Вызвав санитара, хохол сделал новую перевязку, предложил пожрать, выпить, да какая уж тут жрачка. Через какое-то время пришел санитар, с упряжкой ездовых собак, спросил, может привязать к небольшой тележке, а то собаки быстро побегут, он за ними не поспеет. Да нахер надо, простился с Кочергой (фамилию помню, а ими позабыл), вцепился в тележку, и понесли меня собаки.

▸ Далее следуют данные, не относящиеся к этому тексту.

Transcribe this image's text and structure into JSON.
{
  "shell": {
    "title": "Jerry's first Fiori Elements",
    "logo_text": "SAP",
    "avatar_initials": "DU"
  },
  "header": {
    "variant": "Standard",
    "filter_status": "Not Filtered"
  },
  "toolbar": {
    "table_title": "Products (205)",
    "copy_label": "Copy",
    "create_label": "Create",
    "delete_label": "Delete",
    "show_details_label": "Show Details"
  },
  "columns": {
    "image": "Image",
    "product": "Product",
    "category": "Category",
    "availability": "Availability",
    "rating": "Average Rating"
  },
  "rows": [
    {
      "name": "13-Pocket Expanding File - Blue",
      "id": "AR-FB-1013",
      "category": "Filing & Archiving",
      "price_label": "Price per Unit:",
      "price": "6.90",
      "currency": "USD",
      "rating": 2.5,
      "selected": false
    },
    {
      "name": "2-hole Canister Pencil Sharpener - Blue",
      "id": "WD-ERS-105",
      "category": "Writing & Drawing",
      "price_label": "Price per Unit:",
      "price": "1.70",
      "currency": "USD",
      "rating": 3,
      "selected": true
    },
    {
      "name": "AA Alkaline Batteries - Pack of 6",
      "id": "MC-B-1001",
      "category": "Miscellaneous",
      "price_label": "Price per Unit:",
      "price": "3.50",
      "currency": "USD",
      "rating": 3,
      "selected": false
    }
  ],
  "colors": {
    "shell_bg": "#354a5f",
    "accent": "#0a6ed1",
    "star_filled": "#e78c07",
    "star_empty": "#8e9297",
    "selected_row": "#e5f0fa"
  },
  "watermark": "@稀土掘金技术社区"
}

Лайки работу знали хорошо, и вскорости я оказался в санбате. Рану обработали, но осколок на месте извлечь не имелось возможности, он зашел почти под самые яйца. Стал я дожидаться отправки в Каунас. Тут меня увидел взводный, как звать не помню, но по национальности – грузин. Ранен он был в руку и тоже дожидался отправки в Каунас. Поговорили о том, о сем и тут пришли машины, но было их мало. Грузить начали только офицеров. Я взводному и говорю, мол тут наверно помру, на что тот говорит, все будет нормально. Подходит к тому, кто командует погрузкой, говорит: грузите его, в ответ: приказ грузить только офицеров. Этот грузин достает пистолет и наводит на оппонента – грузи, говорит, а не то ляжешь к тем, кто помер. Меня погрузили. В Каунасе, в госпитале ногу вроде резать как бы нельзя и ни чего у них не получается, решили меня в московский госпиталь отправить. Как только температура малость спала, погрузили в эшелон и отправили в Москву.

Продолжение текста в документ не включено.